Not giving your body the sleep it needs will lead to weight gain. If you do go on a diet but don’t get your sleep, the weight you do lose will come from lean body mass, not fat.

Getting enough sleep provides us with a multitude of health benefits. It allows us to ‘digest’ what we have learnt and remember it. It allows us to make logical decisions and choices when awake.

Sleep recalibrates our emotional brain circuits. It allows the ‘restocking ‘of the armoury of our immune system so that we can fight malignancy, prevent infection and ward off all manner of illnesses.

Sleep helps us to regulate our weight and maintains flourishing gut flora, which have so many functions and are critical to our health. Sleep also keeps our heart healthy.

Tips to help you live a healthy and abundant life. Stick to a time schedule, aim to go to bed and get up at the same time each day.

Sleeping longer on weekends won’t fully make up for lack of sleep during the week. Aim to exercise for 30 minutes on most days but not later than three hours before bedtime. Avoid caffeinated drinks, since their effects can take up to eight hours to wear off fully.
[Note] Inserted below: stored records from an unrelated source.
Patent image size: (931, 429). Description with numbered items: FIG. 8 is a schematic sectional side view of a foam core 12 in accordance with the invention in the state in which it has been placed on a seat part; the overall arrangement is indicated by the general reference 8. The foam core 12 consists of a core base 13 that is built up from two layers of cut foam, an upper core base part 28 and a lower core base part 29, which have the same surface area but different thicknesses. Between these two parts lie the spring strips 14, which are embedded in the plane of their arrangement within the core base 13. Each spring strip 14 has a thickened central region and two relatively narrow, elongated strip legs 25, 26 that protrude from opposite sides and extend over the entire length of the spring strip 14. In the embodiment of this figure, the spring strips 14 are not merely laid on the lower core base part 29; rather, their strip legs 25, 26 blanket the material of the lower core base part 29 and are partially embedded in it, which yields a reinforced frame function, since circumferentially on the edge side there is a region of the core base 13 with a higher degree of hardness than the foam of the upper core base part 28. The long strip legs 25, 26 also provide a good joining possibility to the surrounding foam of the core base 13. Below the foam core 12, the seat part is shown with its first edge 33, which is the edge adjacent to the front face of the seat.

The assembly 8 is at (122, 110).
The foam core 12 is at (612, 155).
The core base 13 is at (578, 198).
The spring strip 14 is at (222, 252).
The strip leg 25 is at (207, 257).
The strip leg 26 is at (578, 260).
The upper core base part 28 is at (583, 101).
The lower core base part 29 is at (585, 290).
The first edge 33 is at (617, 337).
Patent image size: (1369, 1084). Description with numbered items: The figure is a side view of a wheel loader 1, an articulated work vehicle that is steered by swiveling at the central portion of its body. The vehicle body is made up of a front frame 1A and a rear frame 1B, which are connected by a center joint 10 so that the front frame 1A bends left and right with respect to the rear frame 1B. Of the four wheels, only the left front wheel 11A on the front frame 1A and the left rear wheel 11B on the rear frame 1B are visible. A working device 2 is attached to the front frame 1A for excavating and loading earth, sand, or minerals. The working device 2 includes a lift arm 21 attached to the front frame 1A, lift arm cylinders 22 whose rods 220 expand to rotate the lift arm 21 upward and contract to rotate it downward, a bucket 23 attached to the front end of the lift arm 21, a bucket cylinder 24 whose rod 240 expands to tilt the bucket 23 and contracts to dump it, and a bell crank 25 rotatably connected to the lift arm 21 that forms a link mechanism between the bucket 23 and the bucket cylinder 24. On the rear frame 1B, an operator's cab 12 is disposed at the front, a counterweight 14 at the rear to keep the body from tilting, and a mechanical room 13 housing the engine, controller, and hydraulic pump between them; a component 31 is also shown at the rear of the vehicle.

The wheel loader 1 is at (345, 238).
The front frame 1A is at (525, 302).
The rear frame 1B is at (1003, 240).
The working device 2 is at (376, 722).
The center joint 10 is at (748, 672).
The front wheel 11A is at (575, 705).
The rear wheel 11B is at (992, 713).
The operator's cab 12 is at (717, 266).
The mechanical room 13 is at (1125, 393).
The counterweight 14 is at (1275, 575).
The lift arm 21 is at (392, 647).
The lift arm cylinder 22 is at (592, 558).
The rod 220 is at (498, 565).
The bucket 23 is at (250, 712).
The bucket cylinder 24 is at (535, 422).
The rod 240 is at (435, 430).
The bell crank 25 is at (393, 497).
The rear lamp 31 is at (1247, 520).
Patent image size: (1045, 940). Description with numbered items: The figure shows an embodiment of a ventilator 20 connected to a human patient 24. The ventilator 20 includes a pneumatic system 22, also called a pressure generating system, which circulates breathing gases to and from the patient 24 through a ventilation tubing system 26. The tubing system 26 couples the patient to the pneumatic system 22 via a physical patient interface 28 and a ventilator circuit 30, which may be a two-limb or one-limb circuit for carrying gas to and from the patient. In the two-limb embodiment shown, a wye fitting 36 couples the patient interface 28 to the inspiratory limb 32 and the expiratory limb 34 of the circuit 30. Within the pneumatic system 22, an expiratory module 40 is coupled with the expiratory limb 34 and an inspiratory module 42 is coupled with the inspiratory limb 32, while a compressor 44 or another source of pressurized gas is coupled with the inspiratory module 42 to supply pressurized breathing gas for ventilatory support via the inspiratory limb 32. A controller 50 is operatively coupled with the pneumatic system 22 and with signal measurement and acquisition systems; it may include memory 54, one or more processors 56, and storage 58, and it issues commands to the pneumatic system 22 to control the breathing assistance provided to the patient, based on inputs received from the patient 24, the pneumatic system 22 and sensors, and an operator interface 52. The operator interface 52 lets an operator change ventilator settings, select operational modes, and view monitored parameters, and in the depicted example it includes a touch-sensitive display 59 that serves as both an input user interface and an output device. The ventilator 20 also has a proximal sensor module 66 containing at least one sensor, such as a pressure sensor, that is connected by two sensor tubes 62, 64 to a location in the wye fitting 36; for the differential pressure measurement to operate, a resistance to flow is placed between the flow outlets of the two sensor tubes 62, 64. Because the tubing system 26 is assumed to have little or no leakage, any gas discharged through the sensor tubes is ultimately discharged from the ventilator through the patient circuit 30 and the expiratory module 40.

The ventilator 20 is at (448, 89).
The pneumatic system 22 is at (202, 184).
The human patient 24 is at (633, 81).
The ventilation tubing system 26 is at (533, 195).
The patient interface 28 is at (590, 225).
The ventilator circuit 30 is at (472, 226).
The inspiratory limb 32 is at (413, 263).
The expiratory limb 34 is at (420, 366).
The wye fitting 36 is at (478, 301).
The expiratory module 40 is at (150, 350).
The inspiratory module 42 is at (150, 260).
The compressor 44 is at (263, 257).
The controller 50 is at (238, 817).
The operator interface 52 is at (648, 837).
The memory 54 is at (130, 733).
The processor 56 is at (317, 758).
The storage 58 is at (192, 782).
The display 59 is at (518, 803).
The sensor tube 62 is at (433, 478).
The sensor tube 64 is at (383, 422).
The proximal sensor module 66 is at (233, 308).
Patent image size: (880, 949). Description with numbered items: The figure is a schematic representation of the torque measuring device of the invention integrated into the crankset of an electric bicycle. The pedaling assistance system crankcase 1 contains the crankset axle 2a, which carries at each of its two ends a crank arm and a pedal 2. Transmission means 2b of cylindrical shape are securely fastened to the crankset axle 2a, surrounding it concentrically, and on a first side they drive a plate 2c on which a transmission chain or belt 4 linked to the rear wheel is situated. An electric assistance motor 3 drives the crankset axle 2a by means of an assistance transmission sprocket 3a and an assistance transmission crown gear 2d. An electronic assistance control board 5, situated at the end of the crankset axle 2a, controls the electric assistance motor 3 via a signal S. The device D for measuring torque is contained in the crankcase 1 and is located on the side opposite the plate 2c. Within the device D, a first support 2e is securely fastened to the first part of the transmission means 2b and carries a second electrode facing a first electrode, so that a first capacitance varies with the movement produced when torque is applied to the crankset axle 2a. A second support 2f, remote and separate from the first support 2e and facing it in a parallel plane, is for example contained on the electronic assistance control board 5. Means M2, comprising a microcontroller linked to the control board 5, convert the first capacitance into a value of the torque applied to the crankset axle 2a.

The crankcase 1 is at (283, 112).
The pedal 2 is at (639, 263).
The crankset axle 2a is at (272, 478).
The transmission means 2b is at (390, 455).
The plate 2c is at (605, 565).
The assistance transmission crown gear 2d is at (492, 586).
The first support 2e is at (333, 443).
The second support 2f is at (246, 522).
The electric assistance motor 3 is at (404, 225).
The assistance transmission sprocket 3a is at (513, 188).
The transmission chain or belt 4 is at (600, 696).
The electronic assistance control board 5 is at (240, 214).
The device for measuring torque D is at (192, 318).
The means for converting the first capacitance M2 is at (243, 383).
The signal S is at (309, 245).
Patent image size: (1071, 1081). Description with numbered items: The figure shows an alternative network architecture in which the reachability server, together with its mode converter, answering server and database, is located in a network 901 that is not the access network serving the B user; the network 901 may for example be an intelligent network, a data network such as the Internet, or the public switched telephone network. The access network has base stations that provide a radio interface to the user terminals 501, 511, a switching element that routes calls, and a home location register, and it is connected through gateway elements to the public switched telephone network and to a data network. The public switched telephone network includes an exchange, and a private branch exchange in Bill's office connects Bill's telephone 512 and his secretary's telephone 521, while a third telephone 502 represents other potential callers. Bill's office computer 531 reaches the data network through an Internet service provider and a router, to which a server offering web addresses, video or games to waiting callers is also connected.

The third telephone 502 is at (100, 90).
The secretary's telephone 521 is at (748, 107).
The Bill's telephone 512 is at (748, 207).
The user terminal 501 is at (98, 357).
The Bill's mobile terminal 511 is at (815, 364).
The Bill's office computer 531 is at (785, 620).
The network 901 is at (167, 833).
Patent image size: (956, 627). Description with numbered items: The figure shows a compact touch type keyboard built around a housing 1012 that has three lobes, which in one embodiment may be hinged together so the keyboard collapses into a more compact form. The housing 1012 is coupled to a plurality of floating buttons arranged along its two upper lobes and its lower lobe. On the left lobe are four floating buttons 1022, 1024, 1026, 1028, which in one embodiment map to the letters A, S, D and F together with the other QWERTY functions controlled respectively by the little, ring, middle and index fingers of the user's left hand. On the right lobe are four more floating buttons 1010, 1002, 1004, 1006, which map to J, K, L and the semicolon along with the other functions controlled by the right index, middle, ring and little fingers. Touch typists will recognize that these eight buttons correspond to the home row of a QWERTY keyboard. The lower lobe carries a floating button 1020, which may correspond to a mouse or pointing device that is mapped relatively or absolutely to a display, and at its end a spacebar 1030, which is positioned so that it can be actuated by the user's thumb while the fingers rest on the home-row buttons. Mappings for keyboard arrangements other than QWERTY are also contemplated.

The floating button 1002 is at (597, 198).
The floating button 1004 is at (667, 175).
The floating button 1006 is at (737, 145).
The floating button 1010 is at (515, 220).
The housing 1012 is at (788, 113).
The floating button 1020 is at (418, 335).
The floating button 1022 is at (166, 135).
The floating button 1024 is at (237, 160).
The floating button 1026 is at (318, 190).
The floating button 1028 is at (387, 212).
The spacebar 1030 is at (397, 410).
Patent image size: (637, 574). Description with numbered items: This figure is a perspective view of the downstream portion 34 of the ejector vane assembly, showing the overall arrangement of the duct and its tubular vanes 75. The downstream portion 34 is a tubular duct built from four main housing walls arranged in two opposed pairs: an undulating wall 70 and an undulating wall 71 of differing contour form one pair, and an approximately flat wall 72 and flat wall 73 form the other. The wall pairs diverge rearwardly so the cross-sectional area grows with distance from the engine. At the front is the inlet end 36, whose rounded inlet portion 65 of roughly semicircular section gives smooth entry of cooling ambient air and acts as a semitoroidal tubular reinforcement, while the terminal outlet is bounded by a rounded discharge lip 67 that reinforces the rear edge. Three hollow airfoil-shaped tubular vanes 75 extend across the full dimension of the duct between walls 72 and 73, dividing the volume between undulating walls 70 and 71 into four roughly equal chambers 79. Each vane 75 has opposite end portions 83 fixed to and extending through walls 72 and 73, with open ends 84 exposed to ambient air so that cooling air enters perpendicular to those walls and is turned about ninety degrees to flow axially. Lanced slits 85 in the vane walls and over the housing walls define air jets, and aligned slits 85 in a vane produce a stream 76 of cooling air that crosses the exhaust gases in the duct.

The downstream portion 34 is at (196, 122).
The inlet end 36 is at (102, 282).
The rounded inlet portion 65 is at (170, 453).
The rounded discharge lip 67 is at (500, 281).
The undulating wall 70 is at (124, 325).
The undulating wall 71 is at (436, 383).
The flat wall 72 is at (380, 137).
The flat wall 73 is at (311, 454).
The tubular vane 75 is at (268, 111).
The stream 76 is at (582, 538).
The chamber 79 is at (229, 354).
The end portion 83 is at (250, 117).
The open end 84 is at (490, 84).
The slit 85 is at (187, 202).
Avoid alcohol before bed, since it robs you of deeper sleep. Don’t eat large meals before bed, a small snack would be fine. Avoid screen time an hour before bed and make time to relax by having a bath, listening to relaxing music or reading.

The bottom line: “The shorter you sleep, the shorter your life span”.

Sadly, human beings are the only species that deprive themselves of sleep, without benefiting in any positive way. The best prescription for many individuals, in addition to improving their diet, would be to sleep. Sleep is a key ingredient in resetting our brain and body health each day.